1. Deploy the cosi-driver-nutanix helm chart on Google Kubernetes Engine (GKE)

    TypeScript

    To deploy the cosi-driver-nutanix Helm chart on Google Kubernetes Engine (GKE), we will outline the necessary steps and then provide a Pulumi program written in TypeScript. The program will use Pulumi's Google Cloud Platform (GCP) package to create a GKE cluster and then deploy the Helm chart to that cluster using Pulumi's Helm package. Here's a high-level overview of what we'll accomplish:

    1. Setting Up the GKE Cluster: We'll start by provisioning a new GKE cluster using Pulumi. The cluster will have all the necessary configurations to run our Helm chart.

    2. Installing Helm and Tiller: Pulumi's Helm package can manage the deployment without directly interacting with Tiller. We'll define the Helm Release resource within our Pulumi program.
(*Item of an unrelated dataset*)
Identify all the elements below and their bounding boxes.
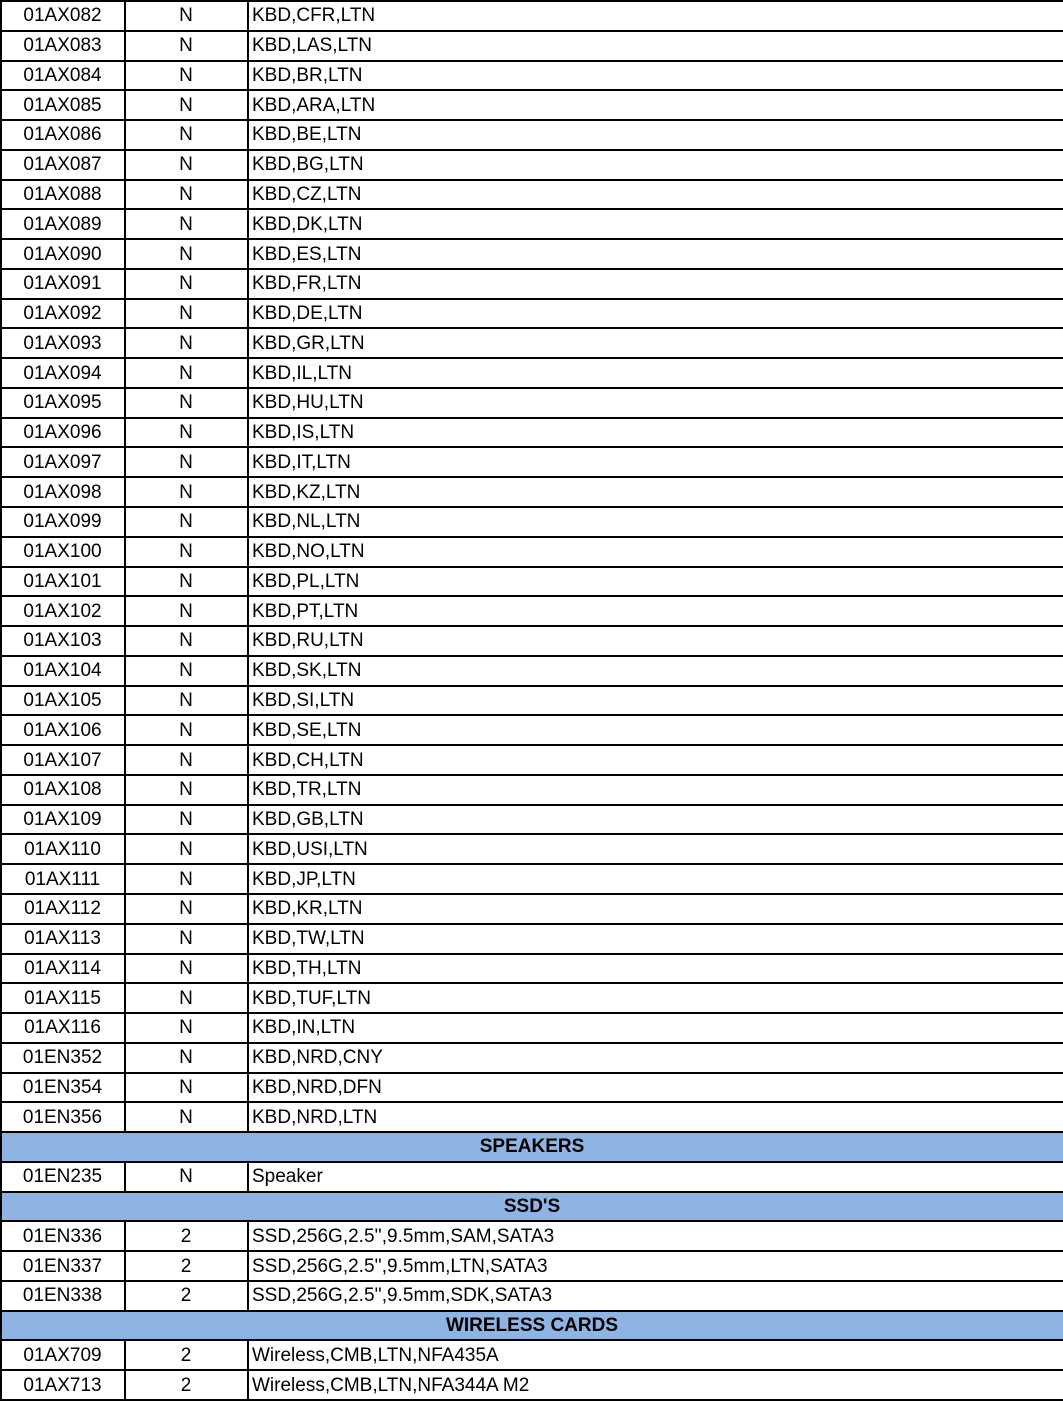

    3. Deploying the Helm Chart: Finally, we'll deploy the cosi-driver-nutanix chart to our GKE cluster.

    Detailed Explanation

    GKE Cluster Provisioning

    We will use @pulumi/gcp to create a new GKE cluster. A cluster typically requires a name, the zone or region where it is hosted, a description, and configuration details like the machine type for the nodes, the number of nodes, and the network settings.

    Deploying Helm Chart

    Pulumi supports Helm through a Helm Release resource (@pulumi/kubernetes/helm/v3). To deploy a Helm chart, you simply specify the chart name, version, and any values you want to override.

    Additional Notes

    • Make sure you have GCP project setup and Pulumi configured.
    • This program assumes you have the correct access rights to create and manage GKE clusters and deploy Helm charts on GCP.

    Now let's see what the Pulumi TypeScript program would look like for setting this up:

    import * as gcp from "@pulumi/gcp"; import * as k8s from "@pulumi/kubernetes"; import * as helm from "@pulumi/kubernetes/helm"; // Create a GKE cluster const cluster = new gcp.container.Cluster("gke-cluster", { initialNodeCount: 2, nodeVersion: "latest", minMasterVersion: "latest", nodeConfig: { machineType: "n1-standard-1", }, }); // Export the Cluster name export const clusterName = cluster.name; // Create a K8s Provider instance of the cluster const k8sProvider = new k8s.Provider("k8s-provider", { kubeconfig: cluster.kubeConfigRaw, }); // Install the cosi-driver-nutanix Helm chart const helmChart = new helm.v3.Chart("cosi-driver-nutanix-chart", { chart: "cosi-driver-nutanix", // You might need to add a repository or specify a different chart version depending on your use case. // version: "Specify your chart version here", // repositoryOpts: { // repo: "URL-of-Helm-Chart-repository" // }, // Set any helm values here that you want to override. values: { // For example, you can specify the driver and provisioner Image: // driver: { // image: { // repository: "nutanix/csi-driver", // tag: "Specify your image tag here" // }, // provisioner: { // image: { // repository: "nutanix/csi-provisioner", // tag: "Specify your image tag here" // } // } }, }, { provider: k8sProvider }); // Export the status of the deployed Helm chart export const helmChartStatus = helmChart.status;

    How to Use This Program

    1. Save this code to a file named index.ts.
    2. To run this program, you need to have Pulumi installed and configured. Ensure your Pulumi CLI is authenticated to your GCP account.
    3. In the terminal, navigate to the directory where index.ts is located.
    4. Run pulumi up in the terminal. Pulumi will perform the deployment and provide a CLI prompt showing the resources that will be created.
    5. Review the changes and, if they are acceptable, confirm the prompt to proceed.
    6. Pulumi will create a GKE cluster and deploy the Helm chart as specified.
    7. Once completed, Pulumi will output any exported values such as clusterName and helmChartStatus.

    Remember that the code above is a starting point. Depending on the Helm chart you want to deploy and its requirements, you might need to specify different chart properties, value overrides, and potentially cluster configurations.